Воскресенье, 24 февраля
Ничего особенного. После встречи с Вигнале я стал мучительно вспоминать Исабель. Не то чтобы я восстанавливал ее образ по семейным анекдотам, старым фотографиям, не то чтобы искал сходства с ней в лицах Эстебана или Бланки. Я знаю об Исабели все, мне не нужна ничья помощь, я сам хочу вспомнить во всех подробностях ее черты, увидеть ее перед собой, как вижу сейчас в зеркале свое лицо. И не получается. Я знаю, что глаза у Исабели зеленые, но не могу ощутить на себе их взгляд.
Понедельник, 25 февраля
Я мало вижусь со своими детьми. Часы, свободные от работы, у нас не всегда совпадают, еще реже совпадают наши планы и интересы. Дети ведут себя по отношению ко мне почтительно, но при этом скрытны до ужаса, так что, похоже, почтительны они всего лишь из чувства долга. Эстебан, например, постоянно сдерживается, старается не спорить со мной. Может быть, сказывается Неизбежный разрыв между поколениями, а может, мне стоило бы попытаться найти с ними общий язык? Вообще же они, на мой взгляд, вовсе не пасуют перед жизнью, а, скорее, не доверяют ей; и потом, они гораздо целеустремленнее, чем я был в их годы.

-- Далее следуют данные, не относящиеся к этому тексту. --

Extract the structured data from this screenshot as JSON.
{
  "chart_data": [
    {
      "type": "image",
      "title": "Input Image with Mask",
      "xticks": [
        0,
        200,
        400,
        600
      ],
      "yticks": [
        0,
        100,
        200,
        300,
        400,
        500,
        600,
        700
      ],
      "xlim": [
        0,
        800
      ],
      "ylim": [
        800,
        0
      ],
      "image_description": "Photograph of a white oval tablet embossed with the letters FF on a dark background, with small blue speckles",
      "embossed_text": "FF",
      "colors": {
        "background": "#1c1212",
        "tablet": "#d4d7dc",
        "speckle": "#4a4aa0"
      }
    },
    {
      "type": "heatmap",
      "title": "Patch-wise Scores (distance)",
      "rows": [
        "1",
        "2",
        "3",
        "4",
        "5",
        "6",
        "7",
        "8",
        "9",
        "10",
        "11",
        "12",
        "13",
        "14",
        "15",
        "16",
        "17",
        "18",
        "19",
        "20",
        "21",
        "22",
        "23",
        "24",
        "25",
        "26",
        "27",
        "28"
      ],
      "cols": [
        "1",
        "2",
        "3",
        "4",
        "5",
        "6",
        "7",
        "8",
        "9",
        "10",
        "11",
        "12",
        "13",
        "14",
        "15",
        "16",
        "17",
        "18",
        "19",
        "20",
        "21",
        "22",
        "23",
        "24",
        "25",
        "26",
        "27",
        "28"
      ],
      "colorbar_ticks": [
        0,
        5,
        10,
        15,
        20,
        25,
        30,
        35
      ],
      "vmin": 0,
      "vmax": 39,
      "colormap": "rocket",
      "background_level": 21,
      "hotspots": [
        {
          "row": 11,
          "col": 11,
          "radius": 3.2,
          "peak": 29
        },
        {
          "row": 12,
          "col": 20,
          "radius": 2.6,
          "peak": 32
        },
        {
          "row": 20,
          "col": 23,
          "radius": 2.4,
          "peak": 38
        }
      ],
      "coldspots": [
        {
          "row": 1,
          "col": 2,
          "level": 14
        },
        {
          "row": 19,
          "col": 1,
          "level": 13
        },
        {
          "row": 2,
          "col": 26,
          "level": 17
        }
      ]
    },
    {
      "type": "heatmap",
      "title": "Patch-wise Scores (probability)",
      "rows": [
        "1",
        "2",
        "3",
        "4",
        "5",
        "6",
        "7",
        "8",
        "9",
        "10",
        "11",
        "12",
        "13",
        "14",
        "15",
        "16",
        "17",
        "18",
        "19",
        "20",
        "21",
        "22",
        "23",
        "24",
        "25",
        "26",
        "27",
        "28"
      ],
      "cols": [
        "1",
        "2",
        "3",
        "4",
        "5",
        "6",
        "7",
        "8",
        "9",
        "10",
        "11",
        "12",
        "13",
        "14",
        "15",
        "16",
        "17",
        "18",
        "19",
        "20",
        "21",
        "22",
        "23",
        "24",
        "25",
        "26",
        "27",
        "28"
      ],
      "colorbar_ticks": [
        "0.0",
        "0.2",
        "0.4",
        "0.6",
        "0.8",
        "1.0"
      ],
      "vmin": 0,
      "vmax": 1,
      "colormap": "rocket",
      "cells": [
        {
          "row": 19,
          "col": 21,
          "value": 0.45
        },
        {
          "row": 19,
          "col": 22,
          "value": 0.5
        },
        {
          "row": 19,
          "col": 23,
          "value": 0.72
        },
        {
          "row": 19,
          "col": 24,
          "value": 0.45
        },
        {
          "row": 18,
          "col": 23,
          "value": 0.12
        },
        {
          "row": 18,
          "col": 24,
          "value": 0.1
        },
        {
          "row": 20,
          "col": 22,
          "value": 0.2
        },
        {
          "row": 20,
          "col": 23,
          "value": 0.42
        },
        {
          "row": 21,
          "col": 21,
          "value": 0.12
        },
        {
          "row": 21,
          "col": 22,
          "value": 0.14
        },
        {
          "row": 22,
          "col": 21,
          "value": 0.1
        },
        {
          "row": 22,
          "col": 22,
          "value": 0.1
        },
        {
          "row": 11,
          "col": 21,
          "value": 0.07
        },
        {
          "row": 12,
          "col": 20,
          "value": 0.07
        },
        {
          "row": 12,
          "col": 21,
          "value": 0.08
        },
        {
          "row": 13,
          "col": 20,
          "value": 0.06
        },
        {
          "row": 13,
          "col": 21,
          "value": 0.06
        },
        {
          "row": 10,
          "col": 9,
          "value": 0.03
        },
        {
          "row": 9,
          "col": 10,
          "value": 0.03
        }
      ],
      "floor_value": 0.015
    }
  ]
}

Сегодня мы ужинали все вместе. Давно уж, месяца два, наверное, не собирались мы за семейным столом. Я спросил шутливым тоном, какой нынче праздник. Ответа не последовало. Только Бланка взглянула на меня с улыбкой, как бы желая показать, что понимает мои добрые намерения. Торжественное молчание нарушилось, по моим наблюдениям, всего лишь раз или два. Хаиме сказал, что суп недосолен. «Вон соль, возле твоей правой руки, в десяти сантиметрах, — отвечала Бланка и прибавила язвительно: — Подать тебе?» Суп недосолен. Верно, недосолен, но разве это так уж важно?